My Role
Digital Product Manager: Owned UX strategy, stakeholder alignment, component evaluation, and QA for publish-ready pages.
Context & Problem
An aging web platform was being retired; renewing it would cost millions. The claims storefront had to migrate to a new web publishing platform that required a new set of UI components and page layouts. The business KPI requirement was clear: migration must not degrade traffic, click-through rate, or interactions with digital servicing tools (e.g., filing a claim, policy lookup).
Constraints
- 1:1 content transition requirement (content should remain functionally equivalent).
- The new component library altered the look and feel, but lacked some required functionality.
- High-traffic pages could not suffer KPI degradation during or after migration.
- Program complexity: multiple partner teams, changing leadership priorities.
Approach
Although the migration required a straightforward 1:1 transition, we used it as an opportunity to enhance readability and actionability based on member feedback. Key activities included:
- Audit of existing storefront pages to prioritize by traffic and servicing importance.

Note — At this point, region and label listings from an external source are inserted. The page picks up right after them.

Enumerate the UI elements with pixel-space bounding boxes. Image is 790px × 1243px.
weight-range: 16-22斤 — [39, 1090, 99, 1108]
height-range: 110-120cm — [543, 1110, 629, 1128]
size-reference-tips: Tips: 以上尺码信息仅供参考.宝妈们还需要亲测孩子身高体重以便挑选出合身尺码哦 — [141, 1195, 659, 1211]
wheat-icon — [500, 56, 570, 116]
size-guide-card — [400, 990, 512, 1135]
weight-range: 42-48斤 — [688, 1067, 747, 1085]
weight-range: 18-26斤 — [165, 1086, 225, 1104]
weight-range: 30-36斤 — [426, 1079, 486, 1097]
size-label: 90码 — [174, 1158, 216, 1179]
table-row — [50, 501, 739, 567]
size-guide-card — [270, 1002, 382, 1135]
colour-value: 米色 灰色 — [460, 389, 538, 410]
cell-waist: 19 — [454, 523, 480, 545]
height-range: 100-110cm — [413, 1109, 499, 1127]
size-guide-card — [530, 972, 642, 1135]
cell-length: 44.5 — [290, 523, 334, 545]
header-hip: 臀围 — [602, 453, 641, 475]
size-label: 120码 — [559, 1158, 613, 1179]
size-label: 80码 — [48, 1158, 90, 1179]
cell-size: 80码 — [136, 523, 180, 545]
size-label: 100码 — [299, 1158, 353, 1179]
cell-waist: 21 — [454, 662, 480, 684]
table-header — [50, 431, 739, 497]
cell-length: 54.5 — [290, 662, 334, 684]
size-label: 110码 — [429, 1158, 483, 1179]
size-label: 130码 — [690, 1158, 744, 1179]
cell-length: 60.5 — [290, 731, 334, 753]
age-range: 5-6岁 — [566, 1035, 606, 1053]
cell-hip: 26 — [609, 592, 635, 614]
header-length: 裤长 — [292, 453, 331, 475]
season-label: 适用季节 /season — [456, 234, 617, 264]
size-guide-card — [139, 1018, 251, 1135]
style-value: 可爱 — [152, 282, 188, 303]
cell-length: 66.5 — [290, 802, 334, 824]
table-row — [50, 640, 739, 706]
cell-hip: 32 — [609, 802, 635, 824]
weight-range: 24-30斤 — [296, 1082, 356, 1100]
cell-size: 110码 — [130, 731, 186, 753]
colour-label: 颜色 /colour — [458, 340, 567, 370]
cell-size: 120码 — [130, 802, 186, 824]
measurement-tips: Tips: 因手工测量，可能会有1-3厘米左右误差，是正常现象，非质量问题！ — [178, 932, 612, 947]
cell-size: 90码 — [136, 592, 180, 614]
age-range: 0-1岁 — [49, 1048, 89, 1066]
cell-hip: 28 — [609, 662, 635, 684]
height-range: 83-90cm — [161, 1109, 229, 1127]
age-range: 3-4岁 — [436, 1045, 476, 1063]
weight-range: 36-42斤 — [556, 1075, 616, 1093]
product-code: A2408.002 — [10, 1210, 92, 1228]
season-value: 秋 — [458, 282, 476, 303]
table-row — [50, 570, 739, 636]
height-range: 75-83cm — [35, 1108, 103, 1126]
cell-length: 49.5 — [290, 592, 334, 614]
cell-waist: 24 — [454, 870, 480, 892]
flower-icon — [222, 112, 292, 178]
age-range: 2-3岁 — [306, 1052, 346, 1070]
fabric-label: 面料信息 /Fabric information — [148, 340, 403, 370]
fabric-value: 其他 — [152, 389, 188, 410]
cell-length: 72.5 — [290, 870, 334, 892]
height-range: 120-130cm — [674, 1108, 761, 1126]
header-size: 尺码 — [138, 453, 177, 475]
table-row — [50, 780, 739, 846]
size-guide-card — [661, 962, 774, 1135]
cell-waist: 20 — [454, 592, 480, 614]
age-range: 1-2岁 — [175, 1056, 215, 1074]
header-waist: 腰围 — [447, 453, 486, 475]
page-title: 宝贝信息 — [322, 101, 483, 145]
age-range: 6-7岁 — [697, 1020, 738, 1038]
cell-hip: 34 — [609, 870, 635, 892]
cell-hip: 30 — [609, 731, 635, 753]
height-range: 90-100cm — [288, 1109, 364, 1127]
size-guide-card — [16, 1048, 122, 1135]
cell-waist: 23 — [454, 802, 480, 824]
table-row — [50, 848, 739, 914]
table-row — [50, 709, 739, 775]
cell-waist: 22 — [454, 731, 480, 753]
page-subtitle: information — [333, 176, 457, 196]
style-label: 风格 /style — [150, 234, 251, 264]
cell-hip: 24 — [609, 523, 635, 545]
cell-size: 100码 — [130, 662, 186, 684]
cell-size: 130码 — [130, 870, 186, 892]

- Component inventory and gap analysis against required storefront functions.
- Iterative page conversion using prototypes and staging reviews.
- Targeted A/B optimization testing on the highest-traffic pages to validate parity or improvement vs. legacy pages.
Execution Highlights
- Converted pages in prioritized waves, starting with the top 85% by traffic and servicing interactions.
- Used lightweight prototypes and content-first layouts to preserve functional parity.
- Ran controlled optimization tests (A/B) on the highest-traffic pages to measure real user behavior before full rollout.
- Cross-functional weekly syncs during publish windows to catch regressions in serving functions (filing a claim, policy lookup).
Challenges & Solutions
- Slow conversion progress
- Challenge: After several months, pages weren’t being converted to the new layouts.
- Solution: Instituted a recurring stakeholder review routine (weekly cadence) with product, design, content, dev, and publishing leads. We reviewed batches of pages, captured actionable feedback, and approved pages for publication—creating a predictable pipeline and visible momentum.
- Component limitations
- Challenge: The supplied UI components lacked the necessary functions for claims workflows.
- Solution: Performed a component evaluation to identify reusable pieces, then partnered with component owners and dev teams to specify and deliver missing functions. Built short-term workarounds where needed and replaced them with component updates as they landed.
- Leadership change and misalignment
- Challenge: New leadership introduced expectations, whcih uncovered a blind spot about page presentation.
- Solution: Rapidly re-evaluated a prioritized set of pages to align with updated leadership expectations and accelerated approvals to keep the migration timeline on track.
Results
- Optimization testing showed the new pages performed 20% better than the legacy pages on key metrics (traffic-normalized engagement and interactions with digital servicing functions).
- Member satisfaction with the online claims filing experience increased (as indicated by qualitative feedback and satisfaction surveys following the launch).
- Migration completed without KPI degradation; improved maintainability and a path to retire the old stack.
Key metrics
- +20% performance improvement vs. legacy pages (optimization-confirmed).
- No measurable drop in traffic and increased servicing interactions during migration waves.
- Faster publishing pipeline after stakeholder routine established (reduction in review-to-publish time; operational metric tracked internally).
Lessons Learned
- Operational cadence with stakeholders unlocks stalled work and creates accountability.
- Controlled optimization testing is essential when a migration alters the look and feel — it de-risks user-facing changes and validates decisions with data.